By Don McCanne, M.D.

Numerous recent reports have shown that consolidation of health care markets has resulted in higher health care prices. This study of California is particularly useful for observing the impact of consolidation because of the large size of the population and the successful implementation of the Affordable Care Act. In spite of ACA, reduced competition due to market concentration has resulted in higher prices and higher ACA premiums in most regions of the state.

The report concludes, "Consumers are paying prices for health care that are considerably above what a more competitive market would produce." The variations in prices and ACA premiums across the state "suggests regulatory and legislative solutions need to be implemented."

In a way this represents the primary flaw in the U.S. approach to health care financing - misplaced dependence on the dynamics of the private marketplace. The regulatory oversight and administered pricing of a well designed single payer national health program - an improved Medicare for all - is precisely what we need to overcome this. But the reaction of much of the policy community - academically and legislatively - is to look for policy solutions that would enhance private market competition. That has greatly contributed to the mess that we are in, and current incremental approaches such as establishing accountable care organizations (ACOs) and alternate payment models (APMs) will only make it worse.

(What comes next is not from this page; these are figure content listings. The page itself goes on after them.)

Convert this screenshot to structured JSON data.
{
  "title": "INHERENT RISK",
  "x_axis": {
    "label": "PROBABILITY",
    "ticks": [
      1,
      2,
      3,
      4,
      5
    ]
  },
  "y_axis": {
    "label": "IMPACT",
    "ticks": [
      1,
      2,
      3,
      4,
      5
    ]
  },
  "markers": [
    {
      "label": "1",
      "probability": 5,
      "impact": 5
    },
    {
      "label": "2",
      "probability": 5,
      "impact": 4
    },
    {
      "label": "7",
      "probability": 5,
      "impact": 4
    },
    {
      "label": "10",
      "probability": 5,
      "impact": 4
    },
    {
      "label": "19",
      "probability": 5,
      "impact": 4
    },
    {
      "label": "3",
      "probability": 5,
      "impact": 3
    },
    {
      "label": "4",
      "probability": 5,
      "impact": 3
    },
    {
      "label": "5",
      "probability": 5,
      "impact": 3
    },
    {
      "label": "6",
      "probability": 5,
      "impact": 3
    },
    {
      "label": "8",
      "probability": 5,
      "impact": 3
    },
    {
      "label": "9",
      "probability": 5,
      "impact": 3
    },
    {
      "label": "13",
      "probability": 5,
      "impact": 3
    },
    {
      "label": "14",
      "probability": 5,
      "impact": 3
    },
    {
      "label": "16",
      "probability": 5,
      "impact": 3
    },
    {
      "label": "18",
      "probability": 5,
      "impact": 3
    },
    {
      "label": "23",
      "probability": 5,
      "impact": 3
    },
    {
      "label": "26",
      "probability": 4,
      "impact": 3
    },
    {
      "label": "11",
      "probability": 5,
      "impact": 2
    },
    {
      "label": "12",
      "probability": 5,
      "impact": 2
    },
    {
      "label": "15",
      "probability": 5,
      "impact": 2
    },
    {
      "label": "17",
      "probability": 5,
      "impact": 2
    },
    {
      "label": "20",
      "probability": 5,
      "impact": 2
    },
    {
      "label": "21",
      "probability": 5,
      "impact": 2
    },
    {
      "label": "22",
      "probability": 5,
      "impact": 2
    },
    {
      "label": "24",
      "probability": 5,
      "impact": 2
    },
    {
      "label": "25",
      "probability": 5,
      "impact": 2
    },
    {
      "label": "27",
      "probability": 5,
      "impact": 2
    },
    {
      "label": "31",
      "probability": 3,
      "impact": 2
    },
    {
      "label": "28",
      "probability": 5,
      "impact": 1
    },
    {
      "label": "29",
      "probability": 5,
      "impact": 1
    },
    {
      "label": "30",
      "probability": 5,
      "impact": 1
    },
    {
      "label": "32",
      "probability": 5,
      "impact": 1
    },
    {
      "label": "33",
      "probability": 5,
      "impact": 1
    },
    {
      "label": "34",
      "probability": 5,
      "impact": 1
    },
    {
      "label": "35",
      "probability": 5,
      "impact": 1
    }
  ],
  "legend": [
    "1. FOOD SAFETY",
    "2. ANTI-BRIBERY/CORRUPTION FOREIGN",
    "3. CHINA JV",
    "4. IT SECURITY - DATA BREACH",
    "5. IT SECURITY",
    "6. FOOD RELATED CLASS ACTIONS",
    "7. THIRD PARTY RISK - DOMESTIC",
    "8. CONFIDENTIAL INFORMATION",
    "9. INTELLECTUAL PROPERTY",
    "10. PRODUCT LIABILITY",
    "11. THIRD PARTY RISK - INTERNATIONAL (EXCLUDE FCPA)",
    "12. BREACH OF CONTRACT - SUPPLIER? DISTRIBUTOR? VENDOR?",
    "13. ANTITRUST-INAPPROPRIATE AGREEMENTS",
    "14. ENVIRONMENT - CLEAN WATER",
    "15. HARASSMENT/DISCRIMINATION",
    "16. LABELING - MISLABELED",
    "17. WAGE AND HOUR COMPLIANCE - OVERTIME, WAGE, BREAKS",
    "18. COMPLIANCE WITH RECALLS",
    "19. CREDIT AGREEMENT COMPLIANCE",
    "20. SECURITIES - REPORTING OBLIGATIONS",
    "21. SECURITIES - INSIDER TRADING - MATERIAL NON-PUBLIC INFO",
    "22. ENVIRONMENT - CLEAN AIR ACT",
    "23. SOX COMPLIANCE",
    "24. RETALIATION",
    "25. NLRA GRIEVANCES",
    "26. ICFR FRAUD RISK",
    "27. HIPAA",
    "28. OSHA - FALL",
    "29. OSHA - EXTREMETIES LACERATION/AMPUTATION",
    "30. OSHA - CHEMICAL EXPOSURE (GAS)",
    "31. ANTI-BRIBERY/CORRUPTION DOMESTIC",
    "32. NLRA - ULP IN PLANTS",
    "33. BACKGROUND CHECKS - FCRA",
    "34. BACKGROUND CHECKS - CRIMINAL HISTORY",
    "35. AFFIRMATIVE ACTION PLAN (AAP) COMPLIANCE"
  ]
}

The single payer bill in California has been killed and replaced with a package of 14 bills (at last count), several of which are designed to enhance the markets. California's lesson? Don't go there. Other nations have better performing health care systems at a much lower cost, made possible through egalitarian public (government) policies. California should join with the rest of our nation in leading us also to health care justice for all through a national single payer Medicare for all program.